Да, правда, эта благоверная королева не всегда была образцом милости; трудно назвать ее приятным человеком. Пока не спохватилась и не покаялась, Клотильда является в истории мстительной, безжалостной, кровожадной. Тогда это Клотильда до покаяния, королева, не ставшая еще святой.
Но она ли это? Это имя приписано статуе потому, что другая скульптура того же времени, похожая на эту, некогда принадлежавшая церкви Божьей Матери в Корбее, числилась под ним. Но затем было установлено, что это царица Савская. Так что же — перед нами эта государыня? Тогда откуда нимб, если она не записана в Книге Жизни?
Весьма вероятно, что это и не жена Хлодвига, и не подруга Соломона — странная эта княгиня, что выглядит и более плотяной, и более призрачной, нежели ее сестры: время изуродовало ее, сморщив ее кожу, подбородок изрыв оспинами, губы изломав, нос проев, всю источив, как дуршлаг, превратив это живое лицо в образ смерти.
Что же до третьей, она вытянута изящным веретеном, истончается грациозной свечкой, подсвечник для которой словно вычеканен, выгравирован, вырезан в самом воске; она стоит величаво, одетая в жесткое, складчатое, желобчатое, как стебель сельдерея, платье.
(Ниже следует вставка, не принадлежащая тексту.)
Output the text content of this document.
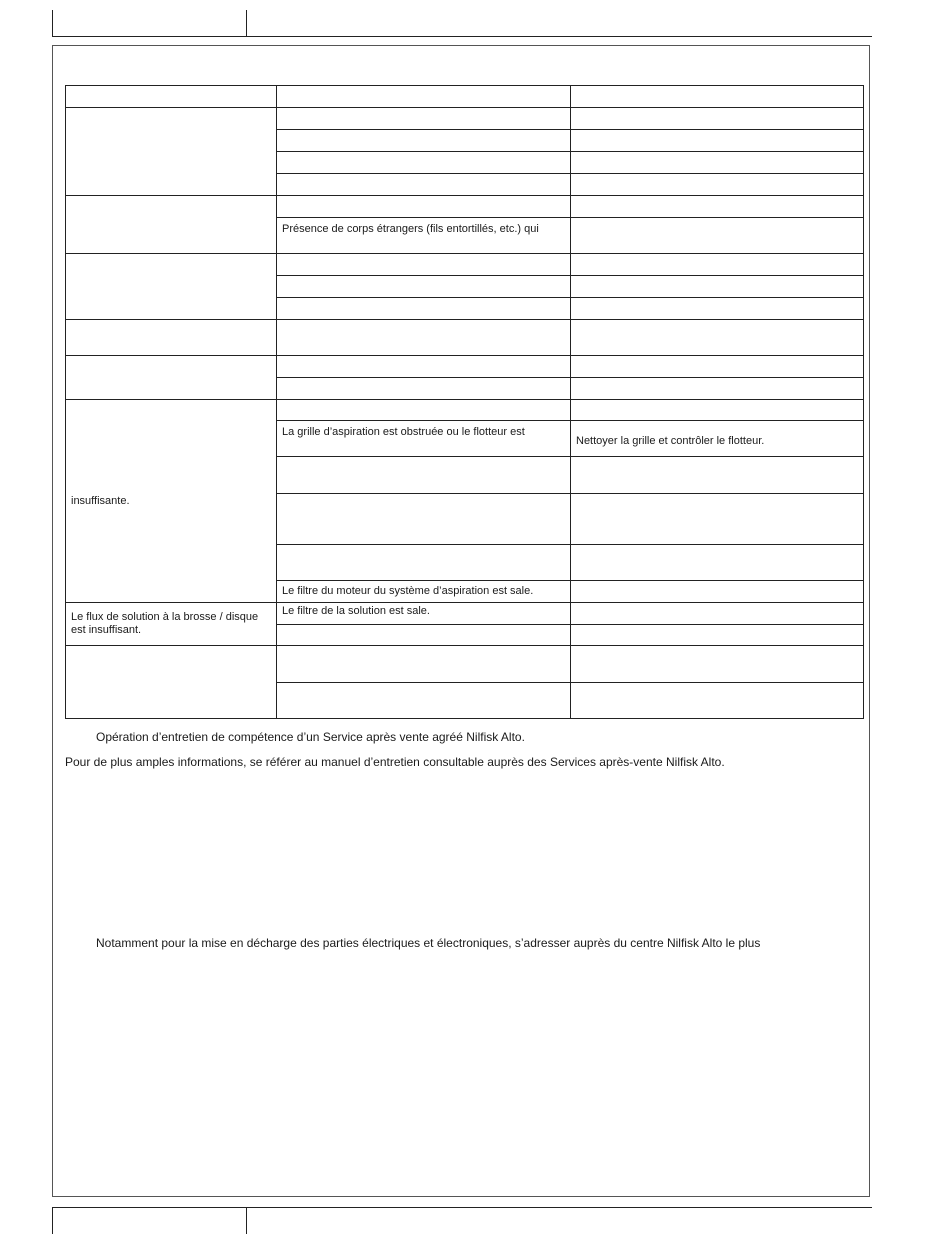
	Présence de corps étrangers (fils entortillés, etc.) qui	

insuffisante.		
	La grille d’aspiration est obstruée ou le flotteur est	Nettoyer la grille et contrôler le flotteur.

	Le filtre du moteur du système d’aspiration est sale.	
Le flux de solution à la brosse / disque est insuffisant.	Le filtre de la solution est sale.	

Opération d’entretien de compétence d’un Service après vente agréé Nilfisk Alto.
Pour de plus amples informations, se référer au manuel d’entretien consultable auprès des Services après-vente Nilfisk Alto.
Notamment pour la mise en décharge des parties électriques et électroniques, s’adresser auprès du centre Nilfisk Alto le plus
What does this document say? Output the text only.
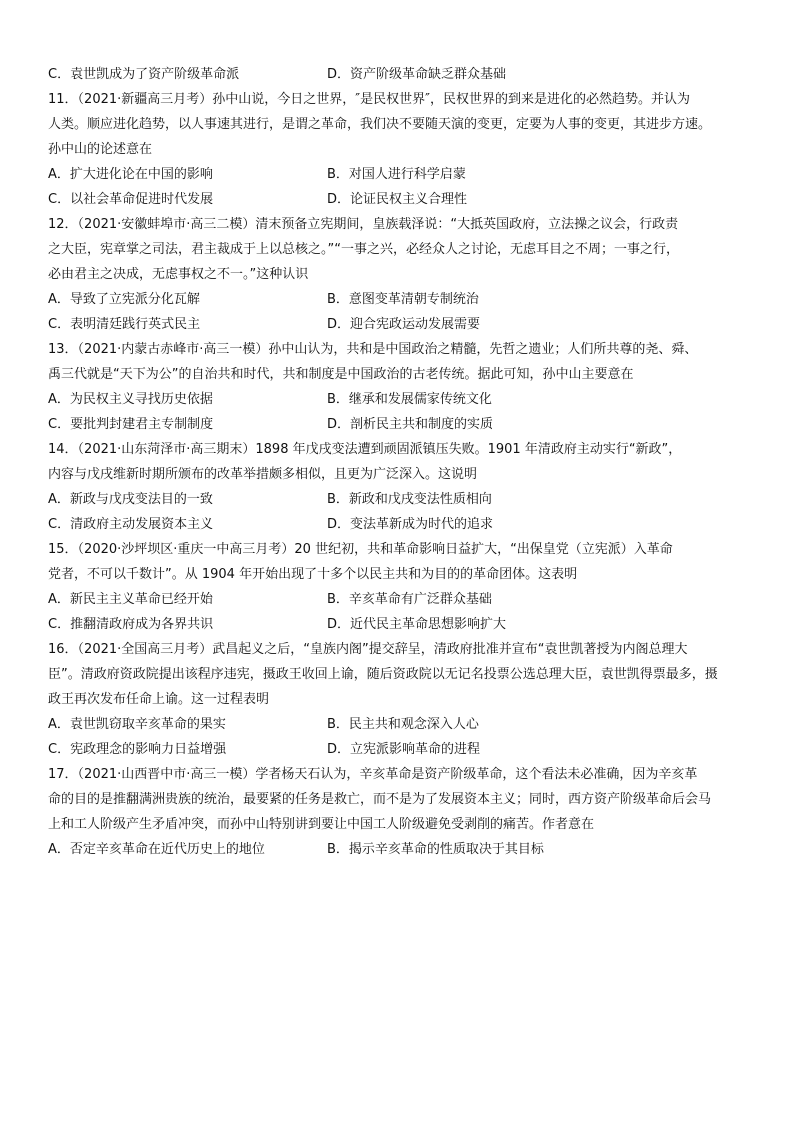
C．袁世凯成为了资产阶级革命派	D．资产阶级革命缺乏群众基础
11．（2021·新疆高三月考）孙中山说，今日之世界，″是民权世界″，民权世界的到来是进化的必然趋势。并认为
人类。顺应进化趋势，以人事速其进行，是谓之革命，我们决不要随天演的变更，定要为人事的变更，其进步方速。
孙中山的论述意在
A．扩大进化论在中国的影响	B．对国人进行科学启蒙
C．以社会革命促进时代发展	D．论证民权主义合理性
12．（2021·安徽蚌埠市·高三二模）清末预备立宪期间，皇族载泽说：“大抵英国政府，立法操之议会，行政责
之大臣，宪章掌之司法，君主裁成于上以总核之。”“一事之兴，必经众人之讨论，无虑耳目之不周；一事之行，
必由君主之决成，无虑事权之不一。”这种认识
A．导致了立宪派分化瓦解	B．意图变革清朝专制统治
C．表明清廷践行英式民主	D．迎合宪政运动发展需要
13．（2021·内蒙古赤峰市·高三一模）孙中山认为，共和是中国政治之精髓，先哲之遗业；人们所共尊的尧、舜、
禹三代就是“天下为公”的自治共和时代，共和制度是中国政治的古老传统。据此可知，孙中山主要意在
A．为民权主义寻找历史依据	B．继承和发展儒家传统文化
C．要批判封建君主专制制度	D．剖析民主共和制度的实质
14．（2021·山东菏泽市·高三期末）1898 年戊戌变法遭到顽固派镇压失败。1901 年清政府主动实行“新政”，
内容与戊戌维新时期所颁布的改革举措颇多相似，且更为广泛深入。这说明
A．新政与戊戌变法目的一致	B．新政和戊戌变法性质相向
C．清政府主动发展资本主义	D．变法革新成为时代的追求
15．（2020·沙坪坝区·重庆一中高三月考）20 世纪初，共和革命影响日益扩大，“出保皇党（立宪派）入革命
党者，不可以千数计”。从 1904 年开始出现了十多个以民主共和为目的的革命团体。这表明
A．新民主主义革命已经开始	B．辛亥革命有广泛群众基础
C．推翻清政府成为各界共识	D．近代民主革命思想影响扩大
16．（2021·全国高三月考）武昌起义之后，“皇族内阁”提交辞呈，清政府批准并宣布“袁世凯著授为内阁总理大
臣”。清政府资政院提出该程序违宪，摄政王收回上谕，随后资政院以无记名投票公选总理大臣，袁世凯得票最多，摄
政王再次发布任命上谕。这一过程表明
A．袁世凯窃取辛亥革命的果实	B．民主共和观念深入人心
C．宪政理念的影响力日益增强	D．立宪派影响革命的进程
17．（2021·山西晋中市·高三一模）学者杨天石认为，辛亥革命是资产阶级革命，这个看法未必准确，因为辛亥革
命的目的是推翻满洲贵族的统治，最要紧的任务是救亡，而不是为了发展资本主义；同时，西方资产阶级革命后会马
上和工人阶级产生矛盾冲突，而孙中山特别讲到要让中国工人阶级避免受剥削的痛苦。作者意在
A．否定辛亥革命在近代历史上的地位	B．揭示辛亥革命的性质取决于其目标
Корсаж у нее оторочен тесьмой, вышит мелкими стежками; талию охватывает свободно висящее узловатое вервие; голова увенчана короной, обе руки отбиты: одна прежде покоилась на груди, другая держала скипетр, остатки которого видны и теперь.
И эта прелестная девушка смеется невинно и шаловливо. Большими широко открытыми глазами под очень высокими бровями она смотрит на приходящих. Никогда, ни в какие времена человеческий гений не изваял столь выразительного лица; это шедевр детской грации и святой непорочности.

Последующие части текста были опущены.